Mr Firth explained that the companies growing now are the ones that have a high and increasing level of debtors. It not only boosts the likelihood of expansion, but also enhanced the extent of their development.
"Extending credit to other companies actually helps your company grow, and it helps the other companies and will ultimately help the economy at large," he said.
"We are not advocating that businesses throw caution aside. Simply take steps to ensure that they are fully informed on their customers and suppliers’ current situation, so they can mitigate risk and make informed decisions about how much trade credit they can offer to whom with confidence."
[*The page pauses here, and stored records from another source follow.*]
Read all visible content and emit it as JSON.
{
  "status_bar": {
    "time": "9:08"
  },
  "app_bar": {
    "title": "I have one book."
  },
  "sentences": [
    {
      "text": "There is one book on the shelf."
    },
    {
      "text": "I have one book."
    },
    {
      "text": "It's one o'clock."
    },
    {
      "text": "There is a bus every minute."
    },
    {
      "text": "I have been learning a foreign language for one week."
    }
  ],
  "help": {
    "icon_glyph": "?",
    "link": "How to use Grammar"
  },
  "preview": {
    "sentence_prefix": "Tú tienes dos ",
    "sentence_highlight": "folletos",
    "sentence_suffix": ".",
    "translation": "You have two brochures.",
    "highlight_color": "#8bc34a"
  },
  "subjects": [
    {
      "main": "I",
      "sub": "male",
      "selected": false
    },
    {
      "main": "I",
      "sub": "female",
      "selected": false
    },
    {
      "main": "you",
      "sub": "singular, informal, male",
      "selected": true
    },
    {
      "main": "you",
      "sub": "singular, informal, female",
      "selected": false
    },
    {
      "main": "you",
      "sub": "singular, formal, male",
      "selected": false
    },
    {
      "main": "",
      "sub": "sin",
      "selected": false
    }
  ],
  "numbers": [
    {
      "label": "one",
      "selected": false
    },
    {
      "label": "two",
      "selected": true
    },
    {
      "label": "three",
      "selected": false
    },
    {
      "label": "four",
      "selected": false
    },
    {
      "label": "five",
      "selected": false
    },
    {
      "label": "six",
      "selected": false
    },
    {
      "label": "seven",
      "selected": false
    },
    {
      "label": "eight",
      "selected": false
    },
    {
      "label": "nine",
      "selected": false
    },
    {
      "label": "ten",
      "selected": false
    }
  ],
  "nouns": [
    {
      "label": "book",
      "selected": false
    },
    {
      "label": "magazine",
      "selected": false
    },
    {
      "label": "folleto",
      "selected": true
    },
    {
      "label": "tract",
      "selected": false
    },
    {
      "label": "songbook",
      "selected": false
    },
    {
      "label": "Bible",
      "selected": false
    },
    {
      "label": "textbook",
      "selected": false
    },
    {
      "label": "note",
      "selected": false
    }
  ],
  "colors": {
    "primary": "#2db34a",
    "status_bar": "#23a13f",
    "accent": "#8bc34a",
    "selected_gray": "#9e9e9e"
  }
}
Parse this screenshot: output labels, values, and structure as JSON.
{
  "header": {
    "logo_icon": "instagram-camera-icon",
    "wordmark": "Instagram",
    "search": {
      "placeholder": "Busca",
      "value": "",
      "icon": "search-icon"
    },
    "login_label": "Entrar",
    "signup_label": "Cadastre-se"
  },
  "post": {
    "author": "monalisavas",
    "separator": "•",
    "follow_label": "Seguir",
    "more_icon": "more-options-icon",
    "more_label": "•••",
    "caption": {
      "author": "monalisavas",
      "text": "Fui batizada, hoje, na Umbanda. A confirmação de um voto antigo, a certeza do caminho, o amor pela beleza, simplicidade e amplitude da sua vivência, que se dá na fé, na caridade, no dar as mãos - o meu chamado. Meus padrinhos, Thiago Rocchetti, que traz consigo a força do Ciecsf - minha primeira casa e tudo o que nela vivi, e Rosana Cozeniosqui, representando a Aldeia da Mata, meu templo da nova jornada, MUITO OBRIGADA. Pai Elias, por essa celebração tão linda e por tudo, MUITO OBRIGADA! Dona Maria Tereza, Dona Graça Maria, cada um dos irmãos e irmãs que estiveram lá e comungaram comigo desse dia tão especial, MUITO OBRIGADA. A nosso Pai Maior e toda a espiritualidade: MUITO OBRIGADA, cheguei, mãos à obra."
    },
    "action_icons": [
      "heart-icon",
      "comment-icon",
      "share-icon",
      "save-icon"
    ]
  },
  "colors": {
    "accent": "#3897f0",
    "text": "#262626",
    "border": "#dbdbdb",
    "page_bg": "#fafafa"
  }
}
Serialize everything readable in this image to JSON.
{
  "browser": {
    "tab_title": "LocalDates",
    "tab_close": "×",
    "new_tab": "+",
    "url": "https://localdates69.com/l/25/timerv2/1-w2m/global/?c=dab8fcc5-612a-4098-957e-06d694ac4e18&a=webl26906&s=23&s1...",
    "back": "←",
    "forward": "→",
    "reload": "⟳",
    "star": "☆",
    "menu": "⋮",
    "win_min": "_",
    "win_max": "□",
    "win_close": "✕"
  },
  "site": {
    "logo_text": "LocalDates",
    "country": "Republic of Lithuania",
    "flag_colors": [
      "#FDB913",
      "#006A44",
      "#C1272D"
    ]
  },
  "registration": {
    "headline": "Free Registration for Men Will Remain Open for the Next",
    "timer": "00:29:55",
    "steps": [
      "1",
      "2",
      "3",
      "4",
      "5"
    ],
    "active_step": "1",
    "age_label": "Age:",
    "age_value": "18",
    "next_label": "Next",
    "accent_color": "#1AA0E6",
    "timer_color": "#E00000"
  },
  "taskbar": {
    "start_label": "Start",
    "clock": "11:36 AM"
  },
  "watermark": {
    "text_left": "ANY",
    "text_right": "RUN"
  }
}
The ways in which SMEs are gaining access to finance has been changing in the long-term and although the downturn undoubtedly altered the climate, the pattern has been in place for some time now. This has ensured that businesses have had to get more resourceful in terms of the ways in which they obtain capital to grow.
The reduction in the availability of trade credit for smaller companies since 2009, limited their ability to take on big orders because they do not have the finance there to buy the materials or equipment necessary.
There are ways to alleviate the situation. For example, there has been a significant increase in the number of firms getting short-term director loans. Yet, these will not be available to all SMEs, as not every director will have enough ready cash to put into the operation.
Mr Firth believes that a key way out of this is for a wider spread of businesses to embrace trade credit themselves.
"As we move towards a more stable economy, the evidence is that extending credit is associated with your own company growth," he said.
Businesses should not take unnecessary risks in regards to this, performing appropriate credit checks on businesses before offering the capital. However, if they do it could prove beneficial for both themselves and the wider economy.